Les formes extra respiratoires sont des entités peu fréquentes (16% en Europe) (1). Les sites les plus atteints sont la plèvre et les ganglions. L’atteinte méningée ne représente que 3% des formes extra respiratoires. Les facteurs de risque sont le HIV et les extrêmes de l’âge (2). La mortalité peut être extrêmement importante pour les formes sévères (jusqu’à 50% chez les HIV- et 75% pour les HIV +). Chez les patients survivants, les séquelles neurologiques sont fréquentes (3).
La symptomatologie est souvent de présentation subaiguë avec un tableau méningé, à savoir des céphalées, une photophobie avec une atteinte encéphalique comme de la confusion et des troubles du comportement. Les symptômes peuvent parfois être très pauvres. Dans les formes sévères, une atteinte des paires crâniennes, des AVC ischémiques et de l’hydrocéphalie par obstruction à l’écoulement du LCR peuvent être retrouvés. L’épilepsie est moins fréquente chez l’adulte. Les symptômes psychiatriques à l’avant-plan sont rares et peu décrits. Mouhadid and all rapporte le cas d’un jeune patient à la présentation psychiatrique typique isolée (4).

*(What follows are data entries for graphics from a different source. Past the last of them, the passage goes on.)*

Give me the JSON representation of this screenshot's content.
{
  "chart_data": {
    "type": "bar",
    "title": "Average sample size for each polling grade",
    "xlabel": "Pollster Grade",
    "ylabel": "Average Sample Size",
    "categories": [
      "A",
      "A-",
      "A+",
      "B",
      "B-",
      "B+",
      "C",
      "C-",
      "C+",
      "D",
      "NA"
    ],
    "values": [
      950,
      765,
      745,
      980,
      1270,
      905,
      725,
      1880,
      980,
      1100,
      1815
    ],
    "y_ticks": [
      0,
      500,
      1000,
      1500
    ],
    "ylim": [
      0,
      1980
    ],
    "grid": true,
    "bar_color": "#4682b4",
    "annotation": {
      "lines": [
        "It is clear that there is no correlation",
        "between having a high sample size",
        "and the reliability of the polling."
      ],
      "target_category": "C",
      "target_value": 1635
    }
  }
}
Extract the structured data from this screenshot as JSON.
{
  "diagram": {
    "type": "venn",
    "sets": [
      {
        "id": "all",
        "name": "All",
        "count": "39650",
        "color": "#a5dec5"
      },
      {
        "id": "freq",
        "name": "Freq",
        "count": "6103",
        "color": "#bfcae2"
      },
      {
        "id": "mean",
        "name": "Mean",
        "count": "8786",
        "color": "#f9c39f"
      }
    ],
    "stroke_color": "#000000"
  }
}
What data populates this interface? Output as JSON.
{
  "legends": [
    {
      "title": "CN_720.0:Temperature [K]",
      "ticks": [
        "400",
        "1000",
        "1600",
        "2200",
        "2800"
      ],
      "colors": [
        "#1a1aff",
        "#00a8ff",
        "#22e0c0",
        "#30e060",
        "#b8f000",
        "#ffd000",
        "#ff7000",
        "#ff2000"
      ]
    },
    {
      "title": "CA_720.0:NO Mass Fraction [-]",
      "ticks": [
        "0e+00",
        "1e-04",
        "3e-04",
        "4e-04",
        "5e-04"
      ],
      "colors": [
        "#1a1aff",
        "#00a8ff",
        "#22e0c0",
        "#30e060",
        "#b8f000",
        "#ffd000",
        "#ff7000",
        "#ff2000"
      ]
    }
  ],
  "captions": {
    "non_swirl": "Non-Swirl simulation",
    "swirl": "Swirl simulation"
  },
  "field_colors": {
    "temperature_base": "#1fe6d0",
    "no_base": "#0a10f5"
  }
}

Le diagnostic de la tuberculose méningée se base sur l’analyse du liquide céphalorachidien montrant une hypercellularité (100-500 éléments nucléés) avec une prédominance lymphocytaire (> 50%), une protéinorachie et une hypoglycorachie. Le tableau 1 reprend les différents éléments d’orientation diagnostique dans l’analyse du liquide céphalo-rachidien. L’examen direct a une rentabilité pauvre sur le LCR (52-58%) mais augmente avec la quantité de LCR prélevée (> 6 ml), le nombre de ponctions réalisées et le temps de lecture par le biologiste (5). La culture est le gold standard mais sa sensibilité est également pauvre avec un temps de réponse prolongée (4-8 semaines). Les nouvelles techniques de détection d’acides nucléiques (PCR) peuvent être prises en défaut dans les sites extra respiratoires (LCR, liquide péricardique, pleural,…). La spécificité de ces techniques est toutefois excellente (>99%) mais la sensibilité n’est que d’environ 60% sur le LCR. Par ailleurs, pour les prélèvements respiratoires, la sensibilité de la PCR dépend également de la positivité de l’examen direct (96% vs 66% en fonction de l’examen direct) (6). Dans notre cas, l’examen direct et la PCR étaient négatifs sur le LCR comme sur les ganglions.
L’intradermoréaction (IDR) et les tests IGRA ne permettent pas de différencier une tuberculose latente d’une tuberculose active, et souffrent également d’une faible sensibilité chez le patient immunodéprimé, dans les formes actives et sévères (anergie) ainsi que dans les primo infections (6). Chez notre patient, l’IDR ainsi que le test IGRA étaient négatifs. Les recommandations de 2017 de l’ATS/IDSA/CDC recommandent un examen direct, une culture, un test d’amplification d’acide nucléique (PCR) et une histologie à la recherche de granulomes sur les prélèvements disponibles. L’IDR et les tests IGRA ne sont théoriquement pas recommandés en cas de suspicion de maladie active. Ils ne devraient être réservés qu’aux formes latentes.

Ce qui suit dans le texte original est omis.